We do this by making a trade: the same trade one usually makes when optimizing, between speed and size. We will trade a few bytes of size in the structure, for not having to read the shared state as often – and thus not having to synchronize with other threads as often.

Let’s start by paying those few bytes of overhead:

diff --git a/lamport.c b/lamport.c
index 45ddc21..d668d6d 100644
--- a/lamport.c
+++ b/lamport.c
@@ -11,6 +11,8 @@ struct LamportQueue
 {
     atomic_size_t front_;
     atomic_size_t back_;
+    size_t cached_front_;
+    size_t cached_back_;
     T data_[SIZE];
 };

@@ -18,13 +20,21 @@ void LamportQueue_init(struct LamportQueue *queue)
 {
        atomic_init(&queue-;>front_, 0);
        atomic_init(&queue-;>back_, 0);
+       queue->cached_front_ = queue->cached_back_ = 0;
 }

From the name of the new member variables, it should already be clear what we are going to do: we are going to cache, in an owned, non-atomic variable, the latest value of the shared foreign variable read by either push or pop. For the sake of brevity, we will only look at push.

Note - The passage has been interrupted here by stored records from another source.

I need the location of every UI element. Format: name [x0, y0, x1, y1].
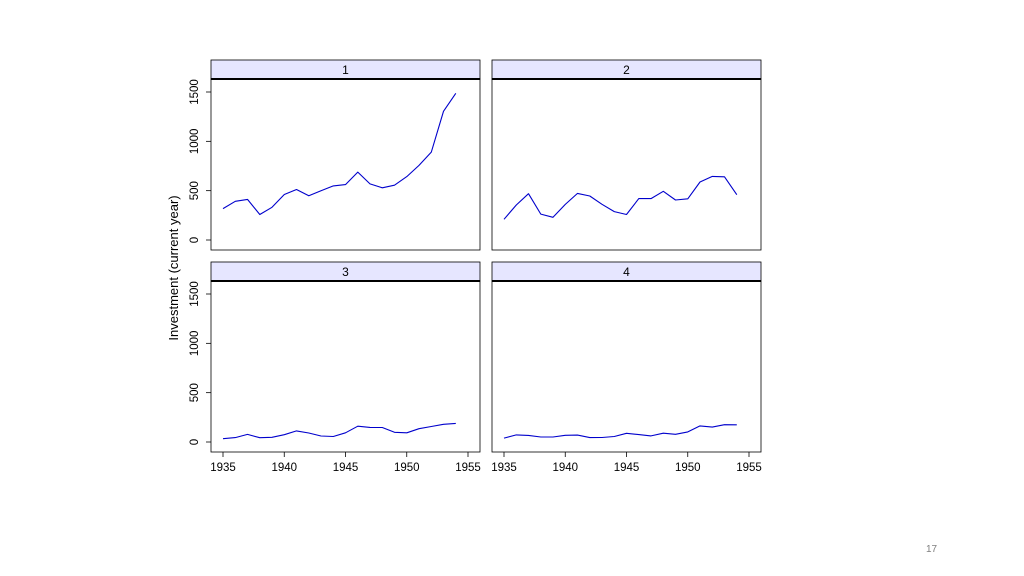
y-tick-label: 1500: [189, 79, 201, 105]
y-axis-label: Investment (current year): [166, 195, 181, 340]
x-tick-label: 1950: [394, 462, 420, 474]
y-tick-label: 500: [189, 181, 201, 200]
x-tick-label: 1935: [491, 462, 517, 474]
x-tick-label: 1940: [552, 462, 578, 474]
x-tick-label: 1950: [675, 462, 701, 474]
panel-label: 4: [623, 265, 630, 279]
x-tick-label: 1945: [614, 462, 640, 474]
y-tick-label: 0: [189, 237, 201, 243]
y-tick-label: 0: [189, 439, 201, 445]
series-line: [503, 424, 737, 439]
y-tick-label: 1500: [189, 281, 201, 307]
x-tick-label: 1945: [333, 462, 359, 474]
panel-label: 2: [623, 63, 630, 77]
series-line: [503, 175, 738, 220]
series-line: [222, 422, 456, 440]
panel-frame: [210, 78, 481, 251]
y-tick-label: 1000: [189, 129, 201, 155]
x-tick-label: 1940: [271, 462, 297, 474]
series-line: [222, 92, 457, 216]
x-tick-label: 1935: [210, 462, 236, 474]
slide-number: 17: [926, 544, 938, 555]
panel-frame: [491, 78, 762, 251]
panel-frame: [210, 280, 481, 453]
y-tick-label: 1000: [189, 331, 201, 357]
x-tick-label: 1955: [455, 462, 481, 474]
panel-label: 3: [342, 265, 349, 279]
x-tick-label: 1955: [736, 462, 762, 474]
panel-frame: [491, 280, 762, 453]
y-tick-label: 500: [189, 383, 201, 402]
panel-label: 1: [342, 63, 349, 77]
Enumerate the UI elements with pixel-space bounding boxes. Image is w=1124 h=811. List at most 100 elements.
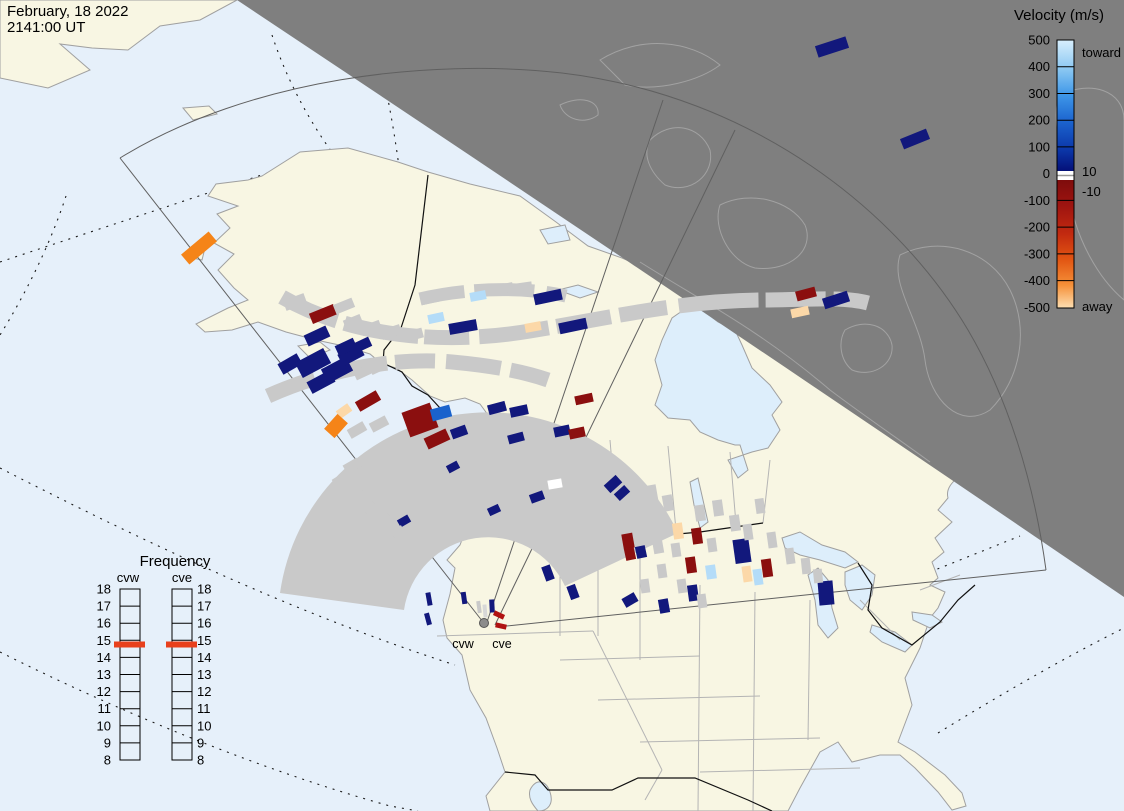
velocity-cell (469, 290, 487, 302)
velocity-cell (696, 593, 708, 609)
velocity-cell (639, 578, 651, 594)
velocity-cell (812, 568, 824, 584)
velocity-threshold-pos: 10 (1082, 164, 1096, 179)
velocity-tick-label: -500 (1024, 300, 1050, 315)
velocity-cell (613, 484, 631, 502)
velocity-cell (690, 527, 704, 545)
lake-erie (869, 624, 913, 653)
frequency-tick-label: 10 (197, 718, 211, 733)
velocity-cell (676, 578, 688, 594)
date-text: February, 18 2022 (7, 3, 128, 20)
velocity-colorbar-frame (1056, 39, 1075, 309)
hudson-bay (654, 301, 783, 479)
velocity-cell (460, 591, 468, 605)
velocity-cell (334, 337, 358, 357)
velocity-cell (429, 404, 453, 422)
frequency-tick-label: 14 (197, 650, 211, 665)
velocity-cell (362, 501, 378, 515)
velocity-cell (633, 522, 647, 540)
time-text: 2141:00 UT (7, 19, 85, 36)
velocity-cell (686, 584, 700, 602)
velocity-tick-label: -400 (1024, 273, 1050, 288)
velocity-away-label: away (1082, 299, 1113, 314)
velocity-cell (489, 599, 495, 613)
velocity-cell (553, 424, 571, 438)
velocity-cell (899, 128, 931, 150)
velocity-tick-label: 400 (1028, 59, 1050, 74)
velocity-tick-label: -200 (1024, 220, 1050, 235)
velocity-cell (547, 478, 563, 490)
velocity-cell (303, 325, 331, 347)
velocity-cell (350, 488, 366, 502)
velocity-cell (423, 428, 451, 450)
frequency-panel: Frequency cvw cve 18 17 16 15 14 13 12 11 10 9 8 18… (97, 553, 212, 768)
velocity-tick-label: 0 (1043, 166, 1050, 181)
frequency-marker (166, 641, 197, 648)
us-mexico-border (504, 771, 773, 811)
velocity-cell (332, 297, 356, 315)
frequency-column-label-cve: cve (172, 570, 192, 585)
frequency-tick-label: 9 (104, 735, 111, 750)
velocity-tick-label: -100 (1024, 193, 1050, 208)
velocity-cell (821, 290, 851, 310)
frequency-tick-label: 15 (197, 633, 211, 648)
radar-site: cvw cve (452, 618, 512, 651)
velocity-cell (541, 564, 555, 582)
velocity-cell (661, 494, 675, 512)
velocity-cell (324, 413, 348, 439)
velocity-cell (732, 538, 752, 564)
radar-site-dot (479, 618, 489, 628)
velocity-cell (711, 499, 725, 517)
velocity-cell (621, 592, 639, 608)
velocity-cell (814, 36, 850, 58)
velocity-cell (645, 484, 659, 502)
velocity-cell (277, 353, 303, 375)
velocity-cell (492, 610, 506, 620)
velocity-cell (670, 542, 682, 558)
velocity-cell (657, 598, 671, 614)
frequency-tick-label: 16 (97, 616, 111, 631)
velocity-cell (424, 612, 432, 626)
velocity-cell (368, 360, 386, 376)
fov-outer-arc (119, 67, 1047, 571)
velocity-cell (359, 319, 383, 337)
velocity-cell (634, 545, 648, 559)
velocity-cell (342, 457, 362, 475)
velocity-cell (603, 474, 623, 494)
velocity-cell (706, 537, 718, 553)
lake-huron (844, 564, 876, 611)
terminator-shadow (237, 0, 1124, 597)
velocity-cell (705, 564, 717, 580)
velocity-cell (427, 311, 445, 325)
velocity-cell (486, 503, 502, 517)
velocity-cell (282, 293, 308, 311)
velocity-cell (656, 563, 668, 579)
velocity-cell (331, 472, 349, 488)
velocity-cell (752, 568, 764, 586)
velocity-cell (684, 556, 698, 574)
velocity-cell (817, 580, 835, 606)
frequency-column-label-cvw: cvw (117, 570, 140, 585)
velocity-cell (566, 583, 580, 601)
velocity-cell (651, 537, 665, 555)
frequency-title: Frequency (140, 553, 211, 570)
velocity-cell (558, 317, 588, 335)
velocity-cell (621, 532, 635, 550)
frequency-tick-label: 14 (97, 650, 111, 665)
velocity-title: Velocity (m/s) (1014, 7, 1104, 24)
ground-scatter-main (280, 412, 678, 610)
velocity-cell (396, 514, 412, 528)
velocity-cell (342, 313, 364, 331)
timestamp: February, 18 2022 2141:00 UT (7, 3, 128, 36)
frequency-tick-label: 17 (97, 599, 111, 614)
velocity-cell (390, 525, 406, 539)
velocity-cell (306, 370, 336, 394)
radar-label-cvw: cvw (452, 637, 475, 651)
velocity-colorbar-negative (1057, 180, 1074, 308)
velocity-cell (482, 604, 488, 618)
us-canada-border-east (857, 562, 976, 646)
velocity-cell (351, 336, 373, 354)
velocity-toward-label: toward (1082, 45, 1121, 60)
velocity-cell (760, 558, 774, 578)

 bool LamportQueue_push(struct LamportQueue *queue, T elem)
 {
     size_t b, f;
     b = atomic_load_explicit(&queue-;>back_, memory_order_relaxed);
-    f = atomic_load_explicit(&queue-;>front_, memory_order_acquire);
+    f = queue->cached_front_;
+    if ((b + 1) % SIZE == f)
+    {
+           queue->cached_front_ = f = atomic_load_explicit(&queue-;>front_, memory_order_acquire);
+    }
+    else
+    { /* front can only increase since the last time we read it, which means we can only get more space to push into.
+        If we still have space left from the last time we read, we don't have to read again. */ }
     if ((b + 1) % SIZE == f)
     {
         return false;

As indicated in the comment, the reason this works is rather straight-forward: both back_ and front_ advance in the same direction, so the amount of space available between two calls to push can never decrease and the number of items available between two calls to pop can never decrease either. Hence, even if the value we’re looking at is stale, it can never give us a better picture of the queue than reality: from the point of view of the function we’re in, reality can only be better.

This means that for pushing into the queue, the front of the queue is only read once, on the first push, and then only again when the queue has been completely filled (regardless of how many items have been removed from the queue in the mean time). After that, it will be read every $N$ times, where $N$ is the number of pops since the last time the shared value was read.

For popping, the optimization is slightly less effective, as the first few pops are likely to occur after only a few pushes, so the number of values available when the first pop occurs is likely to be fairly small.

  1. This is a rather crude simplification, but it works for the context we’re working in. 

  2. Well, it was novel when Nhat Minh Le wrote it’s.